Intermédiaires d’assurance : Une nouvelle feuille de route en gestation

Problématique de la TVA, digital, relation entre intermédiaires et compagnies d’assurance… tels sont les principaux sujets abordés lors de la 4ème rencontre annuelle des agents et courtiers d’assurance qui s’est déroulée le 11 septembre 2019 à Casablanca. Celle-ci tombe à point nommé puisqu’elle coïncide avec la 25ème année d’existence du principal organisateur de cet événement, à savoir la Fédération nationale des agents et courtiers d’assurance au Maroc. Sous la thématique «Une nouvelle impulsion pour la Fnacam», cette édition réunit les acteurs du secteur dans la perspective de trouver des solutions pour les défis que connaît le métier d’intermédiaire d’assurance. Régulateur, compagnies d’assurance, intermédiaires et assurés sont ainsi les premiers concernés par les évolutions que connaîtra ce secteur. L’objectif étant de rassembler le plus grand nombre d’intermédiaires d’assurance autour de la Fnacam afin de faire évoluer ce métier. Les intermédiaires représentent 60% du chiffre d’affaires des assureurs Maillon incontournable du secteur des assurances, le poids des courtiers et agents d’assurances en constitue une part importante. Pour ainsi planter le décor, Farid Bensaid, directeur de la Fnacam, a relevé que dans un marché de 41 milliards de dirhams d’assurance, la partie qui concerne les agents et les courtiers représente 60%. Le taux de pénétration reste néanmoins faible avec 3,74%. Par ailleurs, 9.000 familles marocaines sont couvertes par les salariés qui travaillent dans ce secteur. Celle-ci couvre 3 millions de personnes, ajoute-t-il, rappelant à cet égard qu’ils sont 2.143 à exercer la profession d’intermédiaire.

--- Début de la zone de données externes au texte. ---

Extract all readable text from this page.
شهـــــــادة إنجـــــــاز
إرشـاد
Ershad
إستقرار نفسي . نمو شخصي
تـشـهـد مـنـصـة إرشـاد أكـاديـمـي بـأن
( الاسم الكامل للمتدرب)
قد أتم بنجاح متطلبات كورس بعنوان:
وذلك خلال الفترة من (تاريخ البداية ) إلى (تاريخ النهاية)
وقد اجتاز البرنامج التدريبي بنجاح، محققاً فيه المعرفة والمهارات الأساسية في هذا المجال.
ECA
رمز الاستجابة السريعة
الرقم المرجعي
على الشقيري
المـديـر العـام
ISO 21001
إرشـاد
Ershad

TVA : La FMSAR soutient les intermédiaires «Il est à mon sens primordial que les intermédiaires en assurance obtiennent la mise en place de règles plus claires en matière de concurrence, et doivent en tant qu’agents économiques bénéficier de la neutralité fiscale, au même titre que l’ensemble des autres secteurs d’activité. Agissant dans un secteur considéré comme non producteur fiscal, les intermédiaires ne doivent pas continuer à subir une TVA non récupérable sur leurs commissions, et qui peut grever leur rentabilité», estime Mohammed Hassan Bensalah, président de la Fédération marocaine des sociétés d’assurance et de réassurance (FMSAR) ajoutant que celle-ci soutient la demande des intermédiaires à ce niveau. «Nous l’avons fait savoir officiellement, dans le cadre des recommandations fiscales que nous transmettons tous les ans à la CGEM pour discussion avec la Direction générale des impôts», explique-t-il. Digital et Data, des défis à relever ensemble Pour Mohammed Hassan Bensalah, le digital ne se résume pas à la vente en ligne. «C’est toute la chaîne de valeur qui doit être repensée pour intégrer une nouvelle forme d’interaction entre l’ensemble des parties prenantes : compagnies, intermédiaires, clients, experts, garagistes, prestataires de soins et j’en passe…», souligne-t-il à cette occasion relevant le retard pris par rapport à d’autres marchés plus petits que celui de l’assurance, citant le projet de dématérialisation de l’attestation automobile mené avec l’Autorité de contrôle des assurances et de la prévoyance sociale (Acaps) comme un exemple de ce qui se profile dans le marché pour les années à venir. Dans le même sens, le président de la FMSAR évoque la Data et la nécessité de développer les bases de données qui pourraient apporter énormément sur le plan commercial, selon ses dires.